THURSDAY, Jan. 28, 2016 (HealthDay News) -- Halaven (eribulin mesylate) has been approved by the U.S. Food and Drug Administration as the first chemotherapy drug shown to improve survival in people with advanced liposarcoma, a type of soft tissue sarcoma (cancer).
The drug is sanctioned for people who have received prior chemotherapy with a drug that contained anthracycline, the agency said Thursday in a news release.
Soft tissue sarcoma occurs when cancer invades soft tissues, such as muscles, tendons, fat, blood vessels, lymph nodes, nerves and tissues that surround joints, the FDA said. Liposarcoma specifically affects fat, most often of the head, neck, arms, legs, trunk or abdomen.

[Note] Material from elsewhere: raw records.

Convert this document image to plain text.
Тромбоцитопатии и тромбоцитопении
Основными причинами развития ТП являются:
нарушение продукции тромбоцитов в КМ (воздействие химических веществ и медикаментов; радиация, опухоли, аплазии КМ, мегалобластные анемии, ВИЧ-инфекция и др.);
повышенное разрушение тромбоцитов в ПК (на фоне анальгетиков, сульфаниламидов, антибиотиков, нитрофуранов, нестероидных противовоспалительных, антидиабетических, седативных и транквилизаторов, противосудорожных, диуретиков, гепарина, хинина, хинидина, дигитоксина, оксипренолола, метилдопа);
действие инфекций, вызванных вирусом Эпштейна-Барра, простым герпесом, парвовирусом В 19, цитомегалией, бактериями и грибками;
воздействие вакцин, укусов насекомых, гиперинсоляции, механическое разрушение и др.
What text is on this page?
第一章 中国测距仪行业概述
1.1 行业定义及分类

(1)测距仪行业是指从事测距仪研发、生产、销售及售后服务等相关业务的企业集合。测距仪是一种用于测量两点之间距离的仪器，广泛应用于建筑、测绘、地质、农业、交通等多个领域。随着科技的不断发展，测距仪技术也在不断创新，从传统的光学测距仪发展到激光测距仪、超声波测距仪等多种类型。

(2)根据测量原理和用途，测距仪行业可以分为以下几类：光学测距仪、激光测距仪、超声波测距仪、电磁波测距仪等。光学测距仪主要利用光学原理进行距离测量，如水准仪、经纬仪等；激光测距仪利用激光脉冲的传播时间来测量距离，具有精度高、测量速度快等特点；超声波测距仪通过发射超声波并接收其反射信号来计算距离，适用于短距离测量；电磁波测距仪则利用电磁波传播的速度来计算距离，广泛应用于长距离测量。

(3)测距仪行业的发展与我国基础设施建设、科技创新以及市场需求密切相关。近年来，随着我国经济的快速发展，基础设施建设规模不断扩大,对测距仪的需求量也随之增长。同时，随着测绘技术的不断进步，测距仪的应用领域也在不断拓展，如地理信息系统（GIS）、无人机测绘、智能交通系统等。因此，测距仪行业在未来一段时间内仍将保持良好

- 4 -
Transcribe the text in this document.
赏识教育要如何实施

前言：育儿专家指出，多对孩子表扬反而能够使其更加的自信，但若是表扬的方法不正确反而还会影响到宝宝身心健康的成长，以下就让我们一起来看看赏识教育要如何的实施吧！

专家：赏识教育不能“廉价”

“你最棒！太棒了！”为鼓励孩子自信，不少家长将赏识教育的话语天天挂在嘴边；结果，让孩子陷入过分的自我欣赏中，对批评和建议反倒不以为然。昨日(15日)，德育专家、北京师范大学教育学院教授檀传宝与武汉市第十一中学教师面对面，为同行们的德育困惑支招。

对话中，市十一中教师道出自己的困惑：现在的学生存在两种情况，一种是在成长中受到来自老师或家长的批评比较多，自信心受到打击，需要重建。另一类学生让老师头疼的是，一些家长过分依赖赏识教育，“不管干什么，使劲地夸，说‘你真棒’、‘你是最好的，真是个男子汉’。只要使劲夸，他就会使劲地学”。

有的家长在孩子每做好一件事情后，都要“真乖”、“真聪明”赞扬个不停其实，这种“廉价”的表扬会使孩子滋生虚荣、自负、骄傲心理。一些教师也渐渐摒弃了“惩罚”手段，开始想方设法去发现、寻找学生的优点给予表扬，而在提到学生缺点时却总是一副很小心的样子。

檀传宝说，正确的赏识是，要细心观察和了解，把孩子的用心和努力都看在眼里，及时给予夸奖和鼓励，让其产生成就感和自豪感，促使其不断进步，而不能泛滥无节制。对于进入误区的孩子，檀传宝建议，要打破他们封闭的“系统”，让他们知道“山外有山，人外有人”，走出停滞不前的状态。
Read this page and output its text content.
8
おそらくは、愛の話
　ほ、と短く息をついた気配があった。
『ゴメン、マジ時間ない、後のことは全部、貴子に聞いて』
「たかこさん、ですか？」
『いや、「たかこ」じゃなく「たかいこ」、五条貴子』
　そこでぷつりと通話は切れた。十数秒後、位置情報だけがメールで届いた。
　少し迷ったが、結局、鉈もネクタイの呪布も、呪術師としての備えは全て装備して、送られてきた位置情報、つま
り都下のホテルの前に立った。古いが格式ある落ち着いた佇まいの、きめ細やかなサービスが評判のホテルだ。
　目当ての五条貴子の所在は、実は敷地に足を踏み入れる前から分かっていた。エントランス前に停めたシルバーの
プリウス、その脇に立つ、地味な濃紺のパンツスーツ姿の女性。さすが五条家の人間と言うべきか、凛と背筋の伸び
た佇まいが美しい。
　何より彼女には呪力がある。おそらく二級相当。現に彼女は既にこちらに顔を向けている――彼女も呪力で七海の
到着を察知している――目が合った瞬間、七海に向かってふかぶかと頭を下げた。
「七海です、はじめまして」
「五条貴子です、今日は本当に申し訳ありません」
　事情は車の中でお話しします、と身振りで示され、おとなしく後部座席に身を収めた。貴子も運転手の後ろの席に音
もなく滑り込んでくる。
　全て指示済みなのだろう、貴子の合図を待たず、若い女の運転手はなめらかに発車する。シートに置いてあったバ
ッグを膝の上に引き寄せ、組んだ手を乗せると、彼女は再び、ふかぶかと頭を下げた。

Halaven was evaluated in clinical studies involving more than 140 people with liposarcoma that had spread (metastatic) or couldn't be removed surgically. Average survival among people who took Halaven was 15.6 months, compared to 8.4 months among those who took another chemotherapy drug, dacarbazine.
The most common side effects of Halaven included fatigue, nausea, hair loss, constipation, nerve damage, abdominal pain and fever. Other adverse reactions included a drop in germ-fighting white blood cells and decreased levels of the minerals potassium or calcium.
More serious side effects included deadly infection, nerve damage, harm to a pregnant woman's fetus, and dangerous heartbeat abnormalities, the FDA said.
Halaven is marketed by Woodcliff Lake, N.J.-based Eisai Inc.